How the Supreme Court decision on Roe v. Wade could affect the fertility industry

Abortion rights supporters demonstrate outside the US Supreme Court in Washington, DC, on June 24. The Supreme Court's decision to overturn Roe v. Wade has raised fears that it could have "far-reaching ramifications" on people looking to get pregnant and the clinics providing services to help them.

By Chandelis Duster, Tierney Sneed and Jessica Schneider, CNN

(CNN) -- The Supreme Court's decision on Friday to overturn Roe v. Wade has raised fears that it could have "far-reaching ramifications" on people looking to get pregnant and the clinics providing services to help them.

Experts have previously told CNN that a high court ruling could open up the legal terrain for states to interfere with the fertility process known as in vitro fertilization, in which a sperm fertilizes an egg outside the body.

Fertility doctors and academics who study the legal landscape around fertility told CNN there is grave uncertainty -- both about how abortion laws already on the books will be interpreted and about how lawmakers and local prosecutors may seek to push the envelope, freed from the precedents that have effectively shielded the fertility process from government meddling.

That lack of clarity, it is feared, will affect the treatments doctors are willing to offer IVF patients and the decisions people will have to make about how to pursue growing their families.

"Overturning Roe v. Wade will have vast, far-reaching ramifications for the fertility industry. The opinion includes numerous references to 'the unborn human being,' 'potential life,' and 'the life of the unborn.' Much of that language -- and the logic behind it -- applies to embryos," said Adam Wolf, a fertility attorney for Peiffer Wolf Carr Kane Conway & Wise, in a statement Friday.

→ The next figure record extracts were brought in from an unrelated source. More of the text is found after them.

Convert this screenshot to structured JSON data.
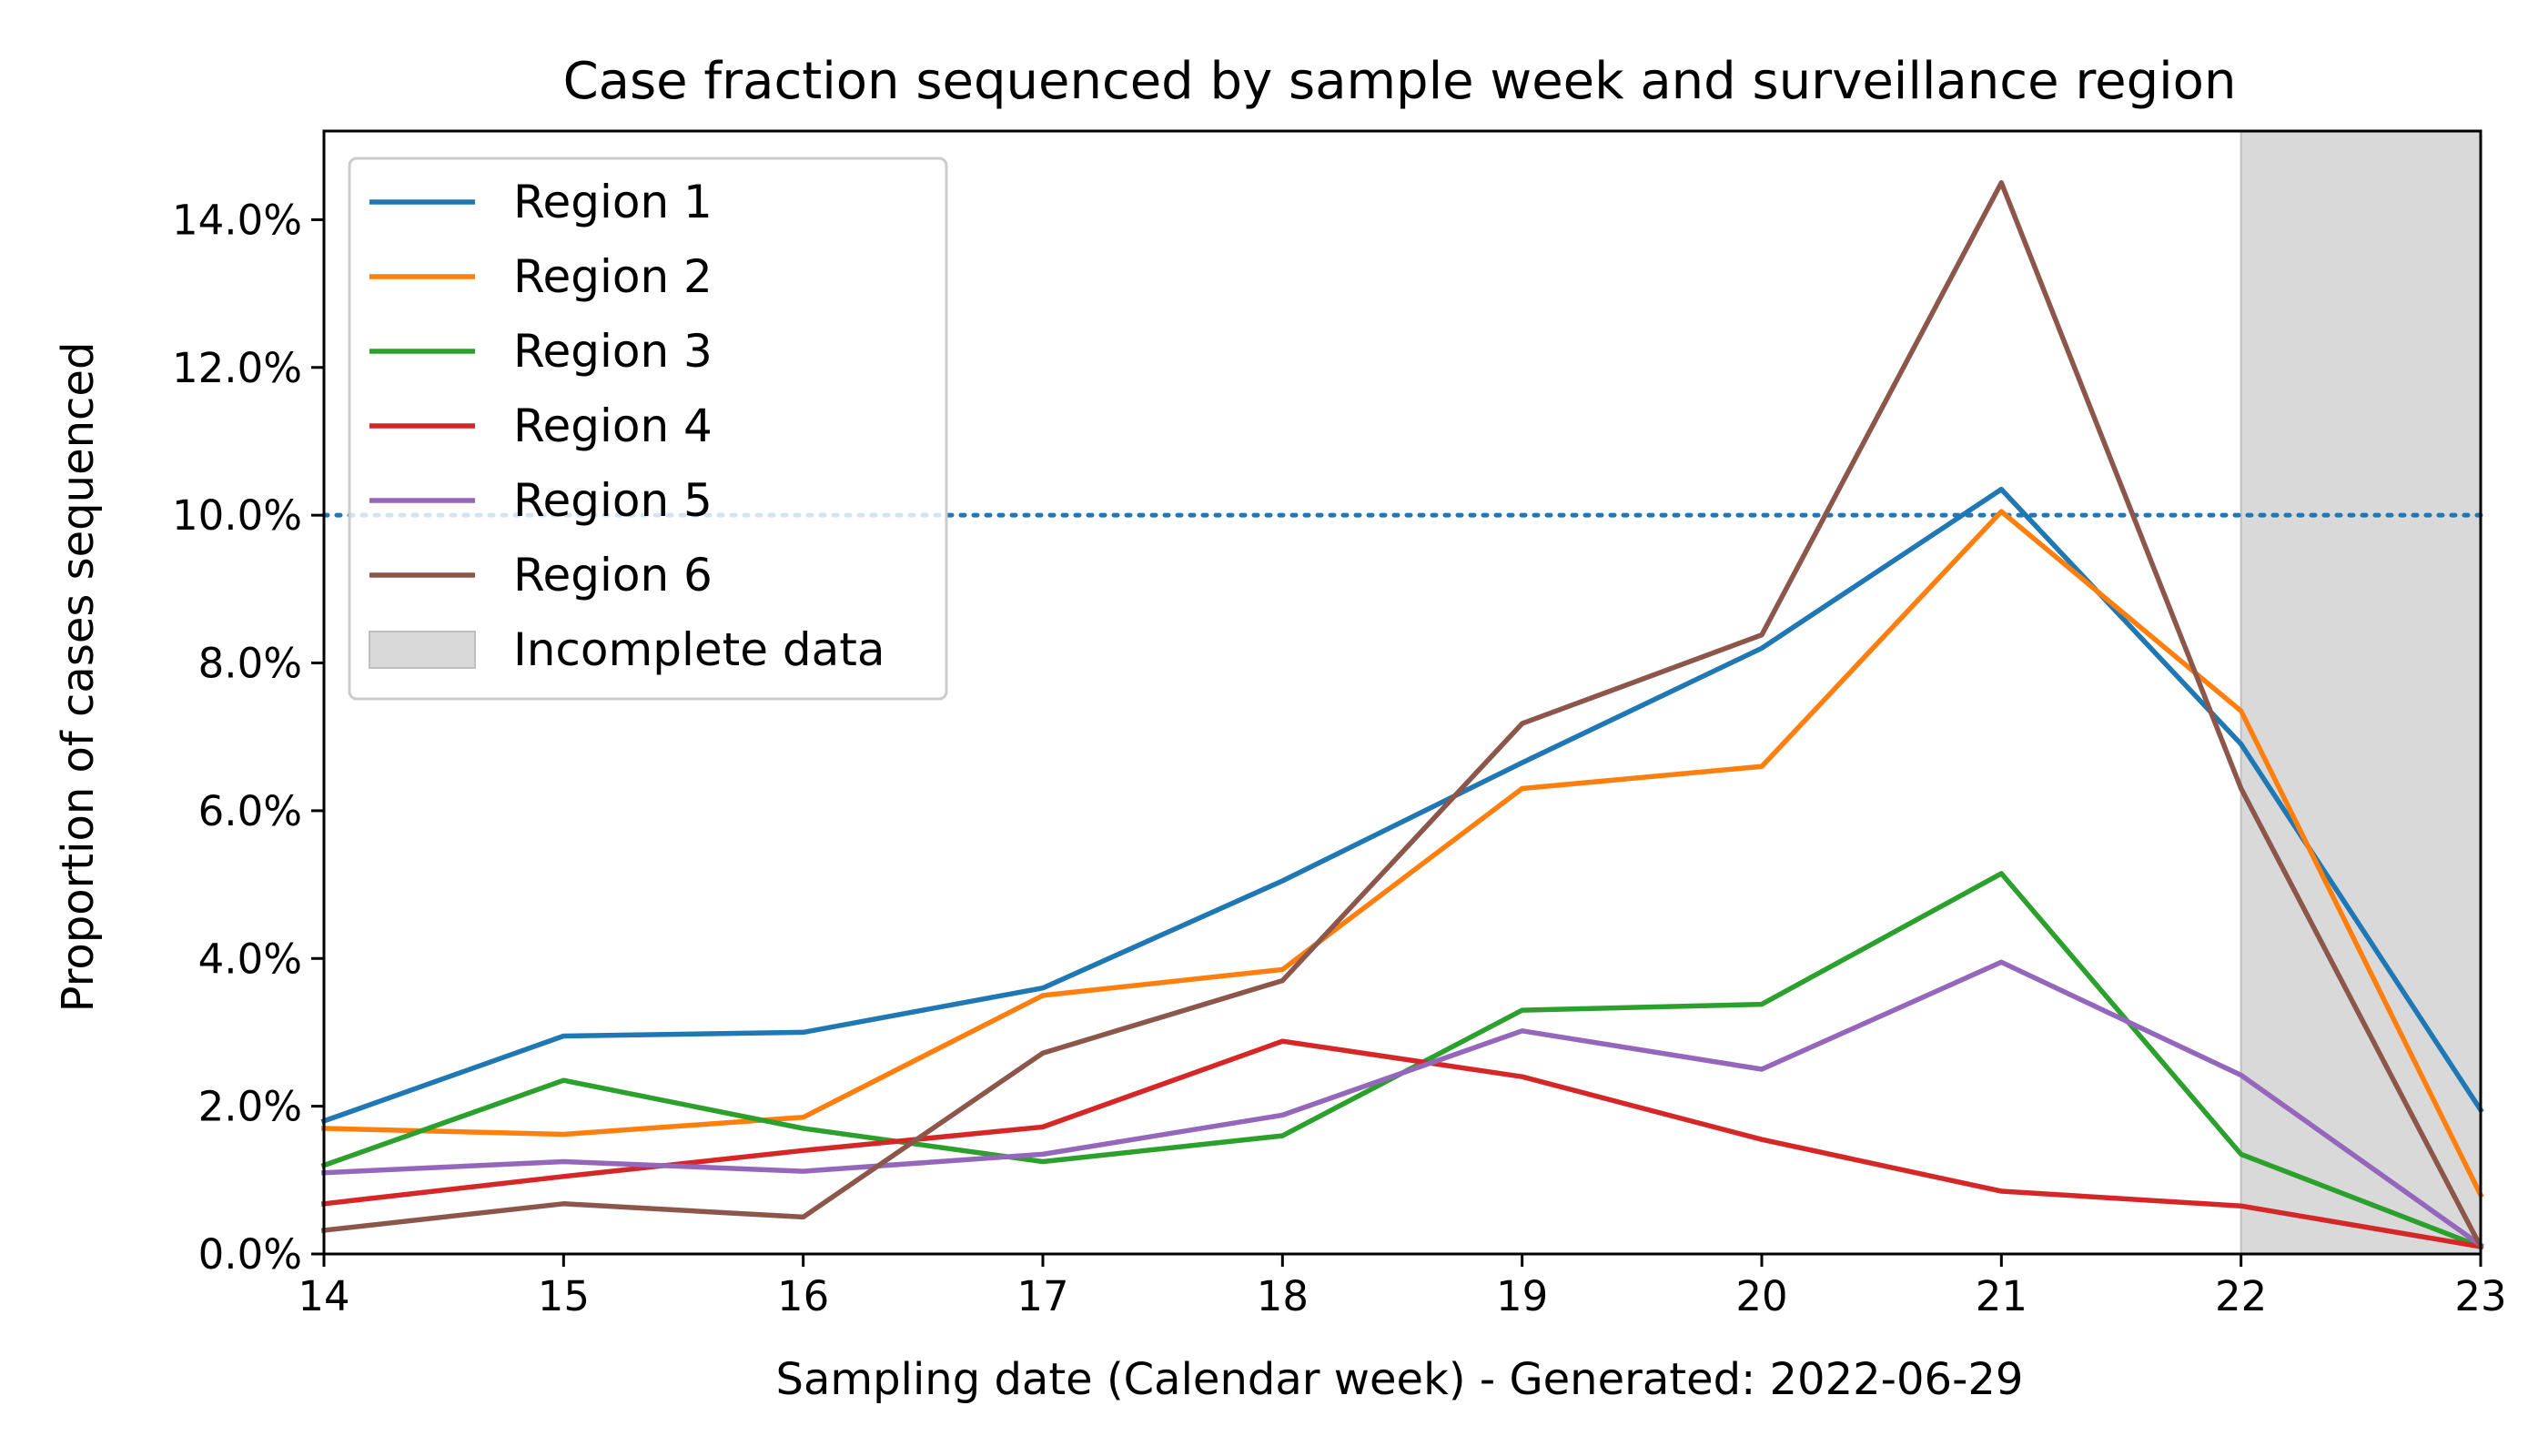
{
  "chart_data": {
    "type": "line",
    "title": "Case fraction sequenced by sample week and surveillance region",
    "xlabel": "Sampling date (Calendar week) - Generated: 2022-06-29",
    "ylabel": "Proportion of cases sequenced",
    "x": [
      14,
      15,
      16,
      17,
      18,
      19,
      20,
      21,
      22,
      23
    ],
    "xlim": [
      14,
      23
    ],
    "ylim": [
      0,
      15.2
    ],
    "x_ticks": [
      "14",
      "15",
      "16",
      "17",
      "18",
      "19",
      "20",
      "21",
      "22",
      "23"
    ],
    "y_ticks": [
      {
        "value": 0,
        "label": "0.0%"
      },
      {
        "value": 2,
        "label": "2.0%"
      },
      {
        "value": 4,
        "label": "4.0%"
      },
      {
        "value": 6,
        "label": "6.0%"
      },
      {
        "value": 8,
        "label": "8.0%"
      },
      {
        "value": 10,
        "label": "10.0%"
      },
      {
        "value": 12,
        "label": "12.0%"
      },
      {
        "value": 14,
        "label": "14.0%"
      }
    ],
    "grid": false,
    "legend_position": "top-left",
    "reference_line": {
      "y": 10,
      "style": "dotted",
      "color": "#1f77b4"
    },
    "shaded_region": {
      "x_start": 22,
      "x_end": 23,
      "label": "Incomplete data",
      "color": "#d9d9d9"
    },
    "series": [
      {
        "name": "Region 1",
        "color": "#1f77b4",
        "values": [
          1.8,
          2.95,
          3.0,
          3.6,
          5.05,
          6.65,
          8.2,
          10.35,
          6.9,
          1.95
        ]
      },
      {
        "name": "Region 2",
        "color": "#ff7f0e",
        "values": [
          1.7,
          1.62,
          1.85,
          3.5,
          3.85,
          6.3,
          6.6,
          10.05,
          7.35,
          0.8
        ]
      },
      {
        "name": "Region 3",
        "color": "#2ca02c",
        "values": [
          1.2,
          2.35,
          1.7,
          1.25,
          1.6,
          3.3,
          3.38,
          5.15,
          1.35,
          0.1
        ]
      },
      {
        "name": "Region 4",
        "color": "#d62728",
        "values": [
          0.68,
          1.05,
          1.4,
          1.72,
          2.88,
          2.4,
          1.55,
          0.85,
          0.65,
          0.1
        ]
      },
      {
        "name": "Region 5",
        "color": "#9467bd",
        "values": [
          1.1,
          1.25,
          1.12,
          1.35,
          1.88,
          3.02,
          2.5,
          3.95,
          2.42,
          0.12
        ]
      },
      {
        "name": "Region 6",
        "color": "#8c564b",
        "values": [
          0.32,
          0.68,
          0.5,
          2.72,
          3.7,
          7.18,
          8.38,
          14.5,
          6.3,
          0.1
        ]
      }
    ]
  }
}
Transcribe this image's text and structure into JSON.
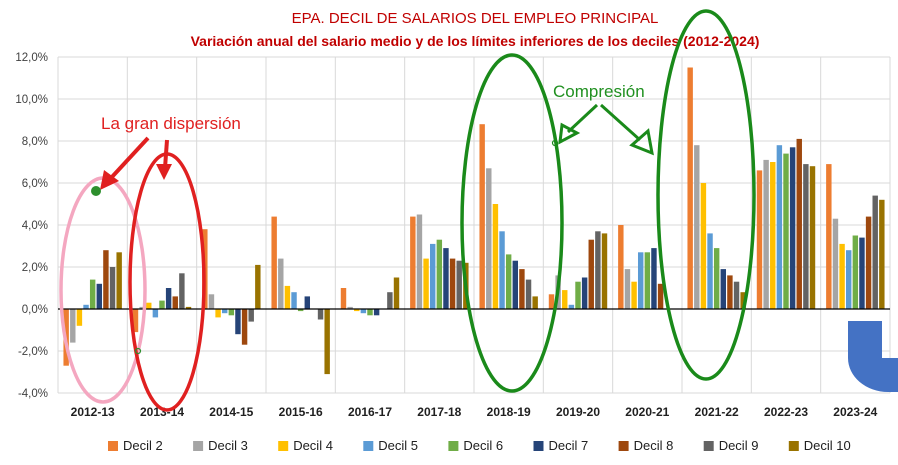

"Fertility clinics will face a flood of wrongful-death claims when the clinics discard embryos without authorization," Wolf added.

About 2 in every 100 children born in the US are conceived through IVF, according to data published by the US Centers for Disease Control and Prevention. When an individual or couple undergoes the IVF process, the work begins in a lab, where a sperm fertilizes an egg after weeks of preparation. The goal is to ultimately transfer a healthy embryo into a person's uterus. But first, the embryo must grow to the blastocyst stage, which typically occurs between five and seven days after fertilization.

IVF clinics typically use two people's genetic material to create multiple embryos because they don't know which ones will grow to the right stage or which ones will result in a successful pregnancy.

American Society for Reproductive Medicine President Dr. Marcelle Cedars warned in May, "There is a clear and present danger that measures designed to restrict abortion could end up also curtailing access to the family building treatments upon which our infertility patients rely to build their families."

Wolf said he fears clinics and freezer manufacturers could face criminal charges for discarding embryos, or if a freezer holding embryos malfunctions.

"When fertility clinics accidentally discard embryos -- which happens far too often -- they are destroying potential life," he said. "Might fertility clinics and their embryologists face homicide or manslaughter charges for their misconduct? When the manufacturer of a freezer that holds embryos goes kaput, that freezer company has destroyed potential human life."

Dr. Carolina Sueldo, a fertility specialist who is also certified in both obstetrics and gynecology at University of California San Francisco-Fresno, told CNN Friday there is also a concern that "personhood bills would be next to follow with the belief that life begins at fertilization."

"This would dramatically impact the way infertility treatments are provided to patients in those states. These treatments are not only for infertility, but also for genetic diseases (and) recurrent miscarriages, " Sueldo said.